Bald schon würde sie die Großmutter mitnehmen, auch wenn sie ihrem Geliebten damit das Herz brach.
Der Geländewagen rumpelte über die ungeteerte Straße. Luna nutzte die Gelegenheit und verringerte den Abstand zwischen sich und ihrem Freund. Der Sicherheitsgurt spannte und wollte nicht nachgeben.
„Alexej“, sagte sie leise. „Wenn Menschen so alt geworden sind, dann sind sie meist auch bereit, zu gehen.“ Der Versuch, ihn zu trösten, misslang.
Seine großen, blauen Augen wurden dunkel vor Zorn. „Was weißt du schon?“, presste er hervor.
„Alexej“, mahnte der Vater.
„Du hast doch überhaupt keine Ahnung“, fauchte Alexej. Luna biss sich auf die Lippen und schwieg. Menschen konnten nur schwer mit dem Tod umgehen. Sie ließ zu, dass er seinen Schmerz an ihr austobte.
„Du kennst sie ja nicht einmal“, fuhr fort. Zornig stieß er ihre Hand weg. „Du hast keine Ahnung, was es bedeutet, wirklich zu lieben.“ Die letzten Worte stieß er kalt zwischen den Zähnen hervor. Für Luna kam es einen Schlag ins Gesicht gleich.
„Das geht jetzt aber wirklich zu weit“, mischte sich der Vater hinter dem Steuer ein.
Doch Alexej ignorierte seine Worte. „Von dir und deiner Familie weiß ich überhaupt nichts. Es ist, als ob sie nicht existieren“, brach es aus ihm heraus. „Großmutter will bei uns bleiben und nicht gehen.“ Das letzte Wort betonte er voller Zynismus. Eine solche Heftigkeit kannte Luna nicht von ihrem sonst eher zurückhaltenden Freund.

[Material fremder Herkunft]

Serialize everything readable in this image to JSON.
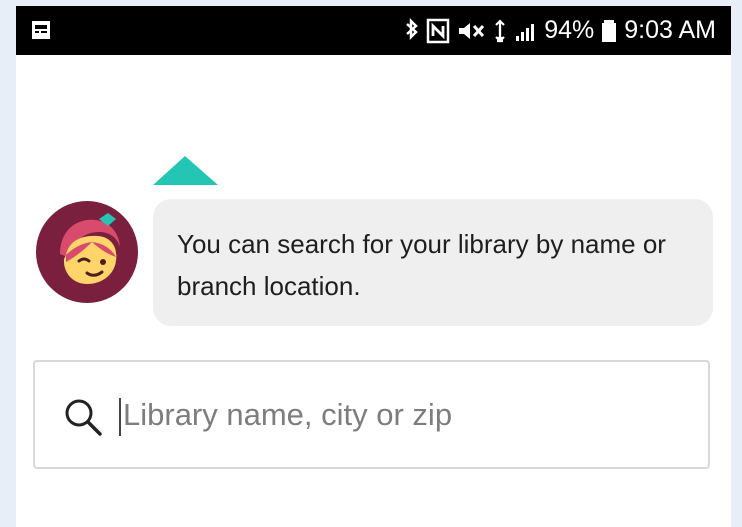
{
  "status_bar": {
    "battery": "94%",
    "time": "9:03 AM"
  },
  "icons": {
    "screen_indicator": "screen-icon",
    "bluetooth": "bluetooth-icon",
    "nfc": "nfc-icon",
    "mute": "mute-icon",
    "data": "data-icon",
    "signal": "signal-icon",
    "battery": "battery-icon",
    "avatar": "avatar-icon",
    "search": "search-icon"
  },
  "message": {
    "text": "You can search for your library by name or branch location."
  },
  "search": {
    "placeholder": "Library name, city or zip"
  },
  "colors": {
    "teal_accent": "#25c5b6",
    "avatar_bg": "#7a1f3d",
    "bubble_bg": "#efefef"
  }
}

Langsam sollte der Wagen einen schmalen, mit Wildblumen gesäumten Weg entlang. Ein Haus aus massiven Baumstämmen kam in Sicht. Hühner liefen gackernd umher. Noch ehe das Auto stand, hatte Alexej die Tür aufgerissen und stürzte eine Veranda hoch. In einem Schaukelstuhl saß eine alte zahnlose Frau, die trotz der Sommerhitze eine bunte Flickendecke über die Knie gelegt hatte. Alexej ging neben ihr in die Hocke. Die Frau lächelte und strich ihm zärtlich mit ihrer knorrigen Hand durchs Haar. Ein junges Mädchen von etwa sechzehn, brachte auf einem Tablett Gläser.
Luna blieb zurück. Sie hatte das unbestimmte Gefühl, zu stören. Schließlich blieb ihr ja noch mehr als genug Zeit, die Großmutter kennenzulernen. Sergej rief nach ihr. Er winkte sie zu sich, doch sie tat, als habe sie ihn nicht bemerkt.
Hinter dem Haus befand sich ein Stall. Auf einer umzäunten Fläche dösten zwei Kühe und ein brauner Wallach in der Abendsonne. Ein besonders dreister Hahn mit langen grünen Schwanzfedern pickte zu Lunas Füßen. Laut kläffend schoss ein gefleckter Mischlingshund aus dem Stall und scheuchte den Hahn, dass die Federn flogen. Luna konnte sich eines Lächelns nicht erwehren. Sie kletterte auf den Zaun, der aus einfachen Baumstämmen grob gezimmert war. Sie lockte den Wallach, doch er schlug nur mit dem Schweif die Fliegen weh und beachtete die dargebotene Hand nicht.
Die Balken begannen zu schwanken. Reflexartig klammerte Luna sich fest, während zwei Arme sie von hinten packten.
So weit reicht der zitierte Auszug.